La Pallacanestro Cantù si avvicina alla chiusura del roster con un obiettivo preciso: Kruize Pinkins, ala grande statunitense di 33 anni, profilo che il general manager Simone Giofrè sta trattando per completare il gruppo a disposizione di coach Frank Vitucci. Un nome tenuto in caldo fino all’ultimo, come ultimo tassello di un mercato che ha già portato diverse novità in casa canturina.
Pinkins conosce la Serie A come pochi stranieri in circolazione. In 82 presenze complessive in LBA ha prodotto 12,3 punti, 6,7 rimbalzi e 1,5 assist di media, con percentuali al tiro di tutto rispetto: 51,6% da due, 36,4% da tre e 77,3% dalla lunetta. Nella scorsa stagione con la Nutribullet Treviso ha disputato 28 partite, chiudendo con 315 punti realizzati, ovvero 11,3 a gara con 7 rimbalzi. Le stagioni allo Scafati Basket restano probabilmente il punto più alto della sua esperienza italiana, ma il rendimento è rimasto costante anche in Veneto.
Nato a Marianna, in Florida, il 25 gennaio 1993, 201 centimetri per 104 chili, Pinkins ha costruito la sua carriera partendo dalla Germania — tra Hanau e Mitteldeutscher — per poi trovare continuità in Italia con Junior Casale e Basket Torino, con una parentesi francese al Limoges prima di tornare stabilmente nel campionato italiano.
Vitucci punta su Pinkins ma la Dinamo rilancia
Come scrive La Provincia, a indicare Pinkins come prima scelta per il ruolo di ala grande è stato direttamente coach Vitucci, che lo vede come il profilo ideale da affiancare ad Andrejs Grazulis, il lettone fresco acquisto dell’Acqua S.Bernardo.
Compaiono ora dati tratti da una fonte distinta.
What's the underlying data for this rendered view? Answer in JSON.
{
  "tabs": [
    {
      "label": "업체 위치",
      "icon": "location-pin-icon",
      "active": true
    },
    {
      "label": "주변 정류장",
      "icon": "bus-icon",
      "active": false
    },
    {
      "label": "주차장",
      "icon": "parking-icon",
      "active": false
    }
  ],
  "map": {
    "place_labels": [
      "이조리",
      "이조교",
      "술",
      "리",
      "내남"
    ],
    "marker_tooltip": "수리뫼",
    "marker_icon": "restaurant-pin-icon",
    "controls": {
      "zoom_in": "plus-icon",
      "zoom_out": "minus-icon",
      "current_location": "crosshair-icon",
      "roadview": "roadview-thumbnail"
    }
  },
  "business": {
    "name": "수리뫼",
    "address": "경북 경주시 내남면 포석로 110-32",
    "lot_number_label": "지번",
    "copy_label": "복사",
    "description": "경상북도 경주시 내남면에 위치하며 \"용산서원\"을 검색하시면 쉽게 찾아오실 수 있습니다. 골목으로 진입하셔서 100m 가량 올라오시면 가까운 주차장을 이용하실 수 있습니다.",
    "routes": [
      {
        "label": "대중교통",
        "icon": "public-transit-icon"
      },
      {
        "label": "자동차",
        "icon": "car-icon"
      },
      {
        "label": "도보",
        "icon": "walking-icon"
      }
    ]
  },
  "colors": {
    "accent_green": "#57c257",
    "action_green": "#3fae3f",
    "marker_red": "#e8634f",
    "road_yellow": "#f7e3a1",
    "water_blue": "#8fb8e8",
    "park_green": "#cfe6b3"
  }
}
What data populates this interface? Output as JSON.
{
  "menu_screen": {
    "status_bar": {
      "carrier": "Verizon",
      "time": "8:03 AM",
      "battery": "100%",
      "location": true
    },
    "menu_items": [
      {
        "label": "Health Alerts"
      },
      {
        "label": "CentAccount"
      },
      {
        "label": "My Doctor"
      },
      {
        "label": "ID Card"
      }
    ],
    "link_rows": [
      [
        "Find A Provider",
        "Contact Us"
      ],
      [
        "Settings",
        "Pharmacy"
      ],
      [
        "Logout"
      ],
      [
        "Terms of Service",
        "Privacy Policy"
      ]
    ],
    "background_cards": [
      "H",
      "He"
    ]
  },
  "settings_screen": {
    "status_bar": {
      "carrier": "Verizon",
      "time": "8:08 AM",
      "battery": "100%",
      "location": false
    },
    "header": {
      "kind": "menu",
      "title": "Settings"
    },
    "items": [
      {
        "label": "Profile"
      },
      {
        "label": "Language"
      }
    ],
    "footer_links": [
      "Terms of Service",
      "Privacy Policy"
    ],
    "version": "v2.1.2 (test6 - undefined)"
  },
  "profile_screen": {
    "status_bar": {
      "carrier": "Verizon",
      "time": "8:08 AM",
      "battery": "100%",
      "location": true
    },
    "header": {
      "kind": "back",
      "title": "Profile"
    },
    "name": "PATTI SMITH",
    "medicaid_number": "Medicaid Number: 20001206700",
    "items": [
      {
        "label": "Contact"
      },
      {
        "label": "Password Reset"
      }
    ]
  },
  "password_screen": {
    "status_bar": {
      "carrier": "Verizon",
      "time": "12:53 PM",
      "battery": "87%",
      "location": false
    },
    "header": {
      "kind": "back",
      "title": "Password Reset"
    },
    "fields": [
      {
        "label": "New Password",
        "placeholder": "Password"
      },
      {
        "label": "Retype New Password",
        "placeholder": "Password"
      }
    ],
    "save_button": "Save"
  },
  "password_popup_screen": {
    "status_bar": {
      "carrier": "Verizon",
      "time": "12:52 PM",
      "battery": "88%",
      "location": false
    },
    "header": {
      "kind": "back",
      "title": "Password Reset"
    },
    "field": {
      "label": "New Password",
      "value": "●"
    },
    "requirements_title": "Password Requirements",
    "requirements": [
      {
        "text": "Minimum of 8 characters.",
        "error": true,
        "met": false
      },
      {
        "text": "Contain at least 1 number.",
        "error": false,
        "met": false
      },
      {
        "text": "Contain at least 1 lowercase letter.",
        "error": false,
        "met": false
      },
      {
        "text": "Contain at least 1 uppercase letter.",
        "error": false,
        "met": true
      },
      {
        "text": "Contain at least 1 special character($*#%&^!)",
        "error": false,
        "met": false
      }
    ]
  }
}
Una concorrenza interna che definisce chiaramente il tipo di giocatore cercato: fisico, esperto, affidabile.
Il problema è che Sassari non si è tirata indietro. La Dinamo avrebbe messo sul tavolo un’offerta economicamente rilevante, ma a frenare potrebbe essere la volontà del giocatore di restare in Serie A. Su questo punto Cantù intende giocarsi le sue carte fino in fondo, senza attendere che la situazione si risolva da sola. Chi segue da vicino le vicende dell’Acqua S.Bernardo ricorderà anche la prestazione di Pinkins contro la stessa S.Bernardo a fine stagione, quando in maglia trevigiana chiuse con 15 punti e 4 rimbalzi: un biglietto da visita arrivato nel momento giusto.